Deretan ponsel fitur yang disiapkan meliputi Nokia 3510 4G, Nokia 5710XA 4G versi 2025, Nokia 130 Music (2G), Nokia 150 Music (2G), serta Nokia 8310 4G. Semua perangkat ini menempatkan fitur fisik sebagai fokus utama, dengan tombol-tombol navigasi yang mudah digunakan.

Ponsel-ponsel tersebut ditujukan untuk pengguna yang menginginkan komunikasi tanpa gangguan aplikasi modern. Mereka menawarkan pengalaman sederhana yang sangat berbeda dari tren smartphone saat ini yang semakin kompleks.

Salah satu model yang paling menarik adalah Nokia 5710XA 4G versi 2025. Model ini pertama kali diperkenalkan dua tahun lalu dengan desain unik, yaitu earbud nirkabel yang tersimpan di bagian belakang bodi ponsel. Pada versi terbaru, HMD mempertahankan desain ikonik tersebut sambil memperbarui port pengisian daya dari Micro USB menjadi USB-C.

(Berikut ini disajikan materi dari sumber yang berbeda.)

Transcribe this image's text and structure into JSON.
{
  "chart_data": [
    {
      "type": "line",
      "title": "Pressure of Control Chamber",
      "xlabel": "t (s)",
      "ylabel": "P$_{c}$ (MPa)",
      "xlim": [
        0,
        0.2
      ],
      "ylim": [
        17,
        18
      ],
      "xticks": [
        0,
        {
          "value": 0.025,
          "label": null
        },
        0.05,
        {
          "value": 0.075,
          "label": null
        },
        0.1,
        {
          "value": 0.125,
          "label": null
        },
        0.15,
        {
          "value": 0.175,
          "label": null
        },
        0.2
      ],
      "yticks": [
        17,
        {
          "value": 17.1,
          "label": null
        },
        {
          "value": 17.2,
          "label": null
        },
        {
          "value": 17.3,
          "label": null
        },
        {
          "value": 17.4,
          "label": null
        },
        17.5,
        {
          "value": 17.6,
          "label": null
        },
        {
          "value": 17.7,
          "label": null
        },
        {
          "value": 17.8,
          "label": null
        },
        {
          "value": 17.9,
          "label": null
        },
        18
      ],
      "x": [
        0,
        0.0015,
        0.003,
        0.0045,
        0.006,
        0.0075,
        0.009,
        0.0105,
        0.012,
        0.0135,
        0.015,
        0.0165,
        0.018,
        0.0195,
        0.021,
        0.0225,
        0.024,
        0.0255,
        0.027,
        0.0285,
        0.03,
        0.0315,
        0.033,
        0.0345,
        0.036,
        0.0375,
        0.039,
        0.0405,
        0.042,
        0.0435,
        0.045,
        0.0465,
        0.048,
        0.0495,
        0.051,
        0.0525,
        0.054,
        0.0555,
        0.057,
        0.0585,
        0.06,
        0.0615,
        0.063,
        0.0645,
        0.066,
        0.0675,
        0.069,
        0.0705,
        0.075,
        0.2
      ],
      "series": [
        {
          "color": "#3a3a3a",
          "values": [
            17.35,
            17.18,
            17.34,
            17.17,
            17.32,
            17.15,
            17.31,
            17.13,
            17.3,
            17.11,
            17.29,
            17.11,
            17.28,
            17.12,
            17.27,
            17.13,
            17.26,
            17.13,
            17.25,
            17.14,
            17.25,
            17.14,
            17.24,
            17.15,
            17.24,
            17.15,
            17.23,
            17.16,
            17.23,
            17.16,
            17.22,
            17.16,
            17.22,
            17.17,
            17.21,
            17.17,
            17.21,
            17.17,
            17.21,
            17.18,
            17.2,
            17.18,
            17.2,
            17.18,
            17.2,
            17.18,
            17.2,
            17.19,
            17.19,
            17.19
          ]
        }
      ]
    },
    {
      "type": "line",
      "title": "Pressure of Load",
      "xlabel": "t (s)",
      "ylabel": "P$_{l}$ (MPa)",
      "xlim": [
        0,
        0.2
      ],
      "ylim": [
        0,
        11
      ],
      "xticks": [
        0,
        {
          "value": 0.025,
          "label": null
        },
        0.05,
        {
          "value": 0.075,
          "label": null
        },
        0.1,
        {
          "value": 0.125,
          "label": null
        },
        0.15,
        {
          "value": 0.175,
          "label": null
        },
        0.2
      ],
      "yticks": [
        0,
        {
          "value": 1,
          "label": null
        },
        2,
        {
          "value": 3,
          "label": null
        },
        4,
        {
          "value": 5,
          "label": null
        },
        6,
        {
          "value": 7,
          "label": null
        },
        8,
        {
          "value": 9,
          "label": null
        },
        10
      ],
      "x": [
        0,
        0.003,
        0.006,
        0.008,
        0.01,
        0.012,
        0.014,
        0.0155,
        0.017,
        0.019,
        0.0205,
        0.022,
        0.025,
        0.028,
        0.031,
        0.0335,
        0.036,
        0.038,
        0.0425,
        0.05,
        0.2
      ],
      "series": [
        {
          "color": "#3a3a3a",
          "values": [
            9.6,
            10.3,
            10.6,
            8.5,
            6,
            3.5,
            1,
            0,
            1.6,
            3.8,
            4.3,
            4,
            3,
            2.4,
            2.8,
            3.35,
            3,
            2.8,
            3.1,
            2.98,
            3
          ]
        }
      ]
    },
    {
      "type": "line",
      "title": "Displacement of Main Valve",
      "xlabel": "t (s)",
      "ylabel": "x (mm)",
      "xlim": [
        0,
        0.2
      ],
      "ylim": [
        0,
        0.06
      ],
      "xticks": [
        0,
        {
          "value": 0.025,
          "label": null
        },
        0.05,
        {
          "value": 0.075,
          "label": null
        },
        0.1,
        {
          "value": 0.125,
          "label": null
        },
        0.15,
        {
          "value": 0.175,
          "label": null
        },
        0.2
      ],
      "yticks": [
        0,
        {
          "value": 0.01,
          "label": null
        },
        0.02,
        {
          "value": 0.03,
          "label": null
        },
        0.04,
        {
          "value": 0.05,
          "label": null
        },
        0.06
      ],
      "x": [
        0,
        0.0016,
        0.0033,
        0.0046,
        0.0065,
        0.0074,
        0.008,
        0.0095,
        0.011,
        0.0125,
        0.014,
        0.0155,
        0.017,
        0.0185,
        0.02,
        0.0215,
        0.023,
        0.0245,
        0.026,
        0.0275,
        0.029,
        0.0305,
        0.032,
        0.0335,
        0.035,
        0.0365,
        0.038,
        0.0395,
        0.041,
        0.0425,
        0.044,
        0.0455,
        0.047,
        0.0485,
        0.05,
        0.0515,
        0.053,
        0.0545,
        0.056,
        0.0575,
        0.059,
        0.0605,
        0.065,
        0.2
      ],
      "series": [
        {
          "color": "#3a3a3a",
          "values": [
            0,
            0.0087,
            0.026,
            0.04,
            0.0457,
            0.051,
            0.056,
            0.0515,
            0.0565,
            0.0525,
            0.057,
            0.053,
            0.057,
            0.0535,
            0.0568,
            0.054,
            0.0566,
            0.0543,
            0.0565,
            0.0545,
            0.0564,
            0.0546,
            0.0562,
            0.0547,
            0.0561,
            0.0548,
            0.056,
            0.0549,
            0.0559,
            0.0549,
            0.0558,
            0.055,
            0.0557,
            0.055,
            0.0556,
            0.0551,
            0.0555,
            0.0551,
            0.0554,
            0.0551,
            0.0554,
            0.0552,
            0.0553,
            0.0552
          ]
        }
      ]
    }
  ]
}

Model Nokia 130 Music dan Nokia 150 Music lebih menitikberatkan pada pengalaman audio. Kedua ponsel ini dibekali layar QVGA 2,4 inci, speaker belakang 2W, tombol khusus untuk musik, dan dukungan Bluetooth 5.0. Baterainya memiliki kapasitas 2.500mAh dan dapat bertahan hingga 34 hari dalam mode siaga, sehingga ideal untuk penggunaan jangka panjang.

Keberadaan ponsel fitur ini menunjukkan bahwa masih ada segmen pasar yang menghargai fungsi dasar dan keandalan baterai lama. Di tengah dominasi smartphone, produk seperti ini membuka pilihan bagi pengguna yang ingin melepaskan diri dari kecanggihan berlebihan.

Rencana HMD Global memproduksi deretan ponsel klasik ini juga berarti penutupan era kemitraan dengan Nokia. Setelah lisensi berakhir, penggunaan merek legendaris itu akan berakhir pada pertengahan tahun. Ini sekaligus menandai tonggak sejarah tersendiri dalam industri ponsel seluler.

Meski begitu, produk baru ini menyiratkan apresiasi HMD terhadap warisan Nokia yang kaya akan nilai nostalgis. Dengan menghadirkan ponsel-pada pamungkas yang tetap mempertahankan identitas legendanya, perusahaan menghormati para penggemar dan pengguna setianya.

Segera setelah peluncuran, seri ponsel fitur ini diprediksi akan menyasar pasar dengan karakter khusus, seperti pengguna yang memerlukan alat komunikasi cadangan, atau mereka yang ingin pengalaman telepon tanpa distraksi internet dan aplikasi.

Deretan perangkat terakhir ini menjadi penanda peralihan merek sekaligus peluang bagi konsumen yang ingin tetap merasakan esensi Nokia di era modern. HMD Global akan memanfaatkan momentum ini untuk menghadirkan produk yang sekaligus legendaris dan relevan.